A classification analysis was also performed to show how the different categories of gaze tracks could be distinguished by the multivariate MEG signals of different channels. The classification was performed for 'SF vs. SH' and 'OF vs. OH', respectively, using all 306 channels as features. The whole-brain source reconstruction was conducted based on the coefficients of the linear regression between the predicted category and the features of MEG signals. For 'SF vs. SH', as shown in Fig. 6a, c, five spatio-temporal clusters were indentified as significantly above chance, with the earliest cluster at 200-265 ms (p = 0.024) in right OFC, and later clusters at 495-545 ms (p = 0.024) in left OCC, 495-540 ms (p = 0.024) in right MTL and OCC, 505-575 ms (p = 0.033) in right OCC, and 700-790 ms (p = 0.021) in right MTL. For 'OF vs. OH', as shown in Fig. 6b, d, five spatio-temporal clusters were indentified as significantly above chance, with the earliest cluster at 575-705 ms (p = 0.004) in right OFC, followed by two immediate clusters at 645-740 ms (p = 0.018) in left ATL and MTL, 675-805 ms (p = 0.001) in left OCC, a later cluster at 820-870 ms (p = 0.020) in left OCC, and a final cluster at 1350-1400 ms (p = 0.011) in right OFC and ATL. These results are consistent with the above ERF-based results, indicating earlier involvement of OFC than ATL, MTL, and OCC in distinguishing the categorical gaze tracks. Note that, in contrast to the ERF-based results, here OFC and ATL seemed to be more pronounced in the classification-based results. This might be due to that the ERF-based results revealed the neural patterns that were stronger for face-related gaze tracks than house-related gaze tracks, which relied on the interaction between the top-down prediction in OFC and ATL and the perceptual representation of faces in ventral occipitotemporal cortex.
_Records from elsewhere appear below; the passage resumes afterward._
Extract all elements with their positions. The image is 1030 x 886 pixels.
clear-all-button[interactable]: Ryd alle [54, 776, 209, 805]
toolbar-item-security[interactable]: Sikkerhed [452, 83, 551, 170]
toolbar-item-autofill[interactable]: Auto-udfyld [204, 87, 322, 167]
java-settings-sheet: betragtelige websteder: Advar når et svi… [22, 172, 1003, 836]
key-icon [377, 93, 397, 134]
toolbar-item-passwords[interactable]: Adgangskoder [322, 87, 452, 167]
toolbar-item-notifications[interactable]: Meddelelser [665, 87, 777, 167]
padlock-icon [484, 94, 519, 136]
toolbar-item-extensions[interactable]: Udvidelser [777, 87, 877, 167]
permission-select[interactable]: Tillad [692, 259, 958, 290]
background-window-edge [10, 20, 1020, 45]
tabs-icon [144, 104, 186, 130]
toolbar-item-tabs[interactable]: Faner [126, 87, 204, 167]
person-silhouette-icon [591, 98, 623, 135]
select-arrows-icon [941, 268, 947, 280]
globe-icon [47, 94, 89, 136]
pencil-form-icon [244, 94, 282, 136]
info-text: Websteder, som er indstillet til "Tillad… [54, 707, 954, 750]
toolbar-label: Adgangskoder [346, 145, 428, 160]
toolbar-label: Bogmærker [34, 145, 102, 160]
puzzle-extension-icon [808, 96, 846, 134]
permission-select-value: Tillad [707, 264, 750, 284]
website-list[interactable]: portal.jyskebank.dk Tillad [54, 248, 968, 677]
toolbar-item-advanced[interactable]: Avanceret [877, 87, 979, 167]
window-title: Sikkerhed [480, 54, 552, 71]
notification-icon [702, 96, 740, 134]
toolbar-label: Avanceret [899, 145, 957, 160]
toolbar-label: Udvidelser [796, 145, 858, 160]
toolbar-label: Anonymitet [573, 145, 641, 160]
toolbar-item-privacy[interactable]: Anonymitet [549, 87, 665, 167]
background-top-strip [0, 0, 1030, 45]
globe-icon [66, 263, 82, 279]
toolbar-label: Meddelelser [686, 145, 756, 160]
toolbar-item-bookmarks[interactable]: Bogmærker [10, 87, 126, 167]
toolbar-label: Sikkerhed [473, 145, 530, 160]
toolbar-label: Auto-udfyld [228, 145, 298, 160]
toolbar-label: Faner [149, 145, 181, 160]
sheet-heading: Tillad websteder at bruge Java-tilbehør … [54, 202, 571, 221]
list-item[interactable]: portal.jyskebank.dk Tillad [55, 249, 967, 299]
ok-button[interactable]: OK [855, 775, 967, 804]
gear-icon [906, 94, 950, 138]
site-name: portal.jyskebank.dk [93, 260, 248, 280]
However, the classification-based results revealed the neural patterns that distinguished the two categories of gaze tracks, which relied more on the top-down prediction of the object categories.
The classification-based results in the Image Session showed a similar pattern to the ERF-based results (Fig. 7). The distinct neural activities between Face and House were strongest in the posterior occipitotemporal areas, peaking around 200 ms post-stimulus onset.